The Y2K aesthetic follows the trends that were prominent in the late 90s and early 2000s. Inspired heavily by the fear and excitement of the technological advancements, the fashion primarily focused on futuristic styling and colors, such as silver, blue and heavy metals. Interestingly in the early 2000s (from 2001-2007), the style shifted to the Y2k aesthetic we see today. A major theme of this era includes plenty of pink butterfly clips, crop tops, chunky sneakers, mini skirts, and mom jeans. This rejected the grunge aesthetic of the 90s and brought back hyper-feminine silhouettes and color palettes.

What is soft girl aesthetic?

Just as the name suggests, the soft girl aesthetic is all about gentle and delicate pieces. Typically, this includes pastel shades, shiny accessories and makeup, and overall cute finishes. To style a soft girl outfit, wear high-waisted wide leg jeans with chunky white sneakers, a cropped knit cardigan in lemon, baby pink or sky blue, and dewy makeup. A major trend is also to have monochromatic outfits – try a plaid mini skirt with a crop top and sneakers. If you prefer casual styles, opt for relaxed denim with a bralette and micro handbag or baguette and combat boots. You can dress it up with a lacy dress with floral embellishments, cardigan, and barrettes in your hair – these are exemplary ways you can style the soft girl aesthetic. 

How do you dress 90s aesthetic?

The 90s aesthetic is incredibly trendy right now.
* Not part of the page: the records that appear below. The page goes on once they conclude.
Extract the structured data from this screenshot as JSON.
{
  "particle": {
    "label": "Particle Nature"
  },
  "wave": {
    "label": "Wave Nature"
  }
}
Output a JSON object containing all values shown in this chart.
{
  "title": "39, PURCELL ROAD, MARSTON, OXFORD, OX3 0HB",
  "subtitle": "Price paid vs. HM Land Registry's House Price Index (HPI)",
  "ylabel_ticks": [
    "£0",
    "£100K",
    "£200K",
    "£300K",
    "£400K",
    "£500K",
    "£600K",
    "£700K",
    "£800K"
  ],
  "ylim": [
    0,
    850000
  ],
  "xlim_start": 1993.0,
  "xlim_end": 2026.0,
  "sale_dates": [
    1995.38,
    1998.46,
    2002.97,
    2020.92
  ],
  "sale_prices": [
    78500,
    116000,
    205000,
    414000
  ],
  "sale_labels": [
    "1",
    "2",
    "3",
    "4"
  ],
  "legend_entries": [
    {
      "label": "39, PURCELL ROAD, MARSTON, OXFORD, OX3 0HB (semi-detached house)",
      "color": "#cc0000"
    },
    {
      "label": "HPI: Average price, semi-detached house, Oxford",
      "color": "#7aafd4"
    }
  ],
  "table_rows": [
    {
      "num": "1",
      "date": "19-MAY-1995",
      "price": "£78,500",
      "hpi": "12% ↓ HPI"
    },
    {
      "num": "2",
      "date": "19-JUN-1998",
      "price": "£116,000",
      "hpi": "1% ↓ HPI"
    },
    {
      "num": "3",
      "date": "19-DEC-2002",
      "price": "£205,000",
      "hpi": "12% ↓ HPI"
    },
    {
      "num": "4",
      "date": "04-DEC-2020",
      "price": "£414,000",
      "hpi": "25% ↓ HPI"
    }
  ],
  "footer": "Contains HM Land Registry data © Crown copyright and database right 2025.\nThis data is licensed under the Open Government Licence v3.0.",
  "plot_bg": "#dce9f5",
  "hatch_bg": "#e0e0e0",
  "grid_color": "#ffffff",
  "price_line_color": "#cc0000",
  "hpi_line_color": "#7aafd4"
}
Pair the key elements of the decade and style them with your favorite pieces from today. This could include scrunchies, a choker, chunky sneakers, and slip dresses. Some major trends that are coming back include mom or wide leg jeans, combat boots, and oversized shirts. The 90s were, in part, a rejection of the societal standards that were put in place, so many of the elements of this era put comfort over fashion. Have some fun, mix it up and be comfortable.